The trial began early in June. An officer, accompanied by two adjutants carrying pistols, entered Tenzin Choedrak’s cell, leaving a sentry armed with an assault rifle just outside the door. The officer motioned his assistants to one side and ordered Dr. Choedrak to sit in the middle of the room, surrounded by his fellow prisoners.

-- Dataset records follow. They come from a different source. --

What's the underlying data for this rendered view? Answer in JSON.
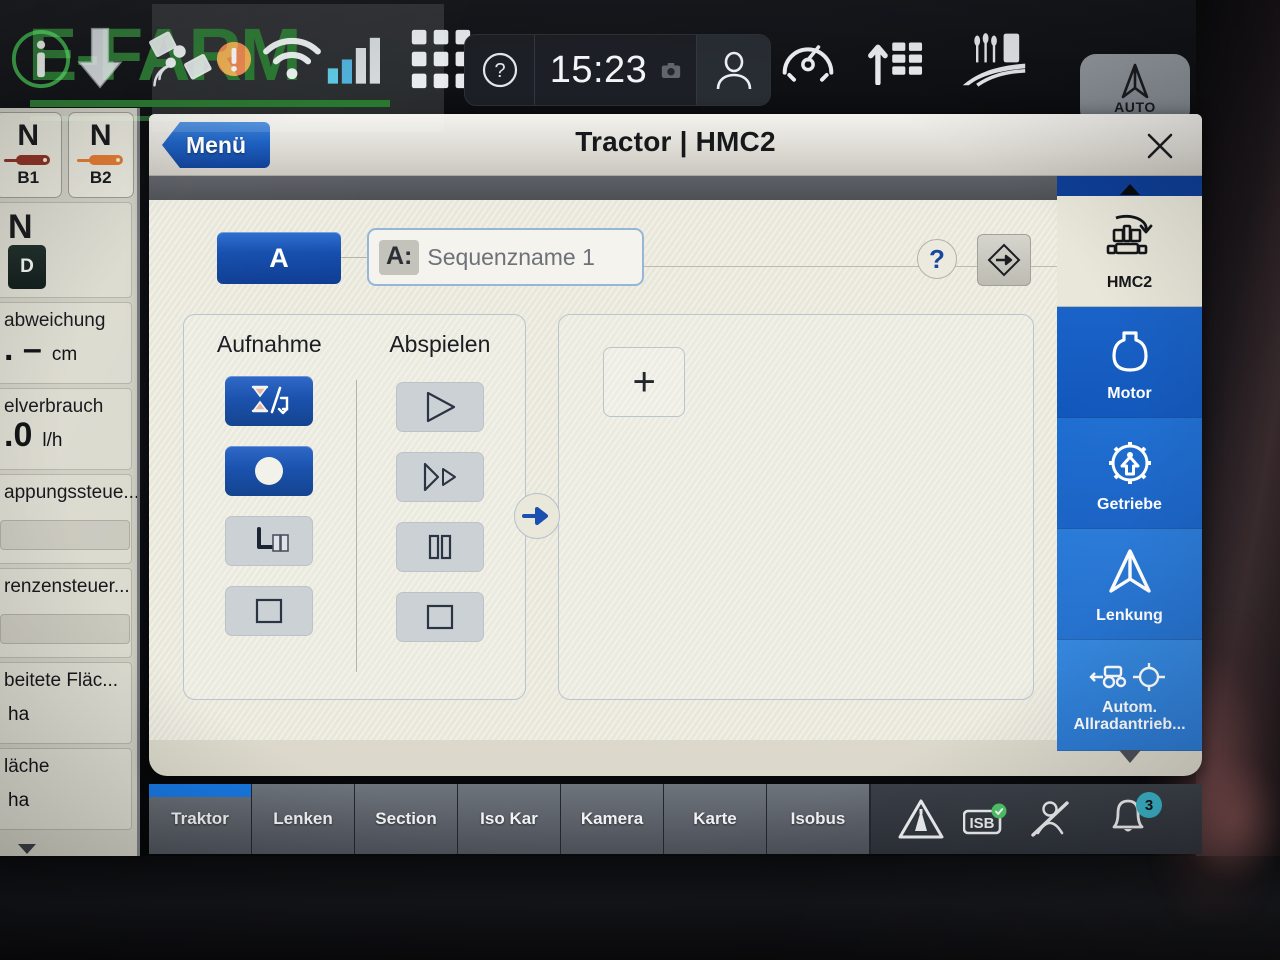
{
  "statusbar": {
    "time": "15:23",
    "icons": [
      {
        "name": "info-icon"
      },
      {
        "name": "download-arrow-icon"
      },
      {
        "name": "satellite-gps-icon"
      },
      {
        "name": "wifi-icon"
      },
      {
        "name": "signal-bars-icon"
      },
      {
        "name": "app-grid-icon"
      }
    ],
    "help_icon": "question-mark-icon",
    "camera_icon": "camera-icon",
    "user_icon": "user-profile-icon",
    "right_icons": [
      {
        "name": "performance-gauge-icon"
      },
      {
        "name": "implement-rows-icon"
      },
      {
        "name": "field-farm-icon"
      }
    ],
    "auto_button_label": "AUTO"
  },
  "watermark": {
    "text": "E-FARM"
  },
  "left_panel": {
    "gear_buttons": [
      {
        "gear": "N",
        "label": "B1"
      },
      {
        "gear": "N",
        "label": "B2"
      }
    ],
    "drive": {
      "gear": "N",
      "mode": "D"
    },
    "tiles": [
      {
        "label": "аbweichung",
        "value": ". –",
        "unit": "cm"
      },
      {
        "label": "elverbrauch",
        "value": ".0",
        "unit": "l/h"
      },
      {
        "label": "appungssteue...",
        "value": "",
        "unit": ""
      },
      {
        "label": "renzensteuer...",
        "value": "",
        "unit": ""
      },
      {
        "label": "beitete Fläc...",
        "value": "",
        "unit": "ha"
      },
      {
        "label": "läche",
        "value": "",
        "unit": "ha"
      }
    ]
  },
  "dialog": {
    "menu_button": "Menü",
    "title": "Tractor | HMC2",
    "close_icon": "close-x-icon",
    "sequence": {
      "letter_button": "A",
      "name_badge": "A:",
      "name_placeholder": "Sequenzname 1",
      "help_label": "?",
      "diamond_icon": "diamond-arrow-icon"
    },
    "controls": {
      "record_heading": "Aufnahme",
      "play_heading": "Abspielen",
      "record_buttons": [
        {
          "name": "timer-mode-toggle-button",
          "icon": "hourglass-slash-icon",
          "state": "active"
        },
        {
          "name": "record-button",
          "icon": "record-circle-icon",
          "state": "active"
        },
        {
          "name": "step-back-button",
          "icon": "step-return-icon",
          "state": "disabled"
        },
        {
          "name": "stop-record-button",
          "icon": "stop-square-icon",
          "state": "disabled"
        }
      ],
      "play_buttons": [
        {
          "name": "play-button",
          "icon": "play-triangle-icon",
          "state": "disabled"
        },
        {
          "name": "step-play-button",
          "icon": "step-play-icon",
          "state": "disabled"
        },
        {
          "name": "pause-button",
          "icon": "pause-bars-icon",
          "state": "disabled"
        },
        {
          "name": "stop-play-button",
          "icon": "stop-square-icon",
          "state": "disabled"
        }
      ],
      "flow_arrow_icon": "blue-right-arrow-icon"
    },
    "sequence_panel": {
      "add_button": "+"
    }
  },
  "sidebar": {
    "scroll_up_icon": "chevron-up-icon",
    "scroll_down_icon": "chevron-down-icon",
    "items": [
      {
        "label": "HMC2",
        "icon": "tractor-loop-icon",
        "selected": true
      },
      {
        "label": "Motor",
        "icon": "engine-icon",
        "selected": false
      },
      {
        "label": "Getriebe",
        "icon": "gear-transmission-icon",
        "selected": false
      },
      {
        "label": "Lenkung",
        "icon": "steering-icon",
        "selected": false
      },
      {
        "label": "Autom. Allradantrieb...",
        "icon": "awd-icon",
        "selected": false
      }
    ]
  },
  "tabbar": {
    "tabs": [
      {
        "label": "Traktor",
        "active": true
      },
      {
        "label": "Lenken",
        "active": false
      },
      {
        "label": "Section",
        "active": false
      },
      {
        "label": "Iso Kar",
        "active": false
      },
      {
        "label": "Kamera",
        "active": false
      },
      {
        "label": "Karte",
        "active": false
      },
      {
        "label": "Isobus",
        "active": false
      }
    ],
    "tray_icons": [
      {
        "name": "road-warning-icon"
      },
      {
        "name": "isb-badge-icon"
      },
      {
        "name": "hand-crossed-icon"
      }
    ],
    "notification_icon": "bell-icon",
    "notification_count": "3"
  },
  "colors": {
    "accent_blue": "#1b52ae",
    "tab_active": "#1877e0",
    "badge_cyan": "#39b6cc",
    "panel_bg": "#e9e7da",
    "watermark_green": "#1f7a22"
  }
}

The few episodes of thamzing already witnessed by Tenzin Choedrak had been gruesome. They included an interrogation device peculiar to the Communists, which was worse than that used by the Kuomintang during its occupation of eastern Kham. The Nationalists had merely tied a prisoner’s hands behind his back and then to a rope around his neck. The new technique was considerably more complex. The rope was first laid across the front of the prisoner’s chest and then spiraled down each arm. The wrists were then tied together and pulled backwards over the man’s head. Next the rope-ends were drawn under either armpit, threaded through the loop on the chest and pulled abruptly down. Immediately the shoulders turned in their sockets, wrenching the prisoner in a grisly contortion without, though, strangling him. The pain from this torture was so great that a man would invariably lose control of his bowels and bladder.
Dr. Choedrak’s trial began with questioning. He
was asked about his life in Choday Gonpa, the monastery he had lived in before attending medical school. He replied matter-of-factly that he had studied religion. “What were your thoughts though? You must have had bourgeois tendencies?” the officer asked. Not comprehending precisely what a “bourgeois tendency” was, Dr. Choedrak was unable to respond. As the questioning progressed, however, his silence turned into willful intransigence. The Chinese, he realized, had singled him out for a specific purpose: to defame the Dalai Lama’s character. To avoid thamzing, the officer informed him, he would have to detail every element of the “Dalai’s plots”—the comings and goings at Yabshi House, what foreigners Gyalo Thondup was in contact with and the exact nature of their discussions. Furthermore, he continued, though the Dalai Lama posed as a religious man, it would have been apparent to Dr. Choedrak, of all people, that, in reality, he was a thief and a murderer who also had affairs with women—in particular, his own eldest sister, Tsering Dolma. Expected to verify the accusations, Tenzin Choedrak continually replied that, as medical officer to the Tibetan leader, he saw the Dalai Lama only briefly each day at dawn to read his pulse. “To denounce His Holiness with these lies was unthinkable,” the doctor explained. “For us Tibetans he is like our parents, our very own heart. Who could say such things?”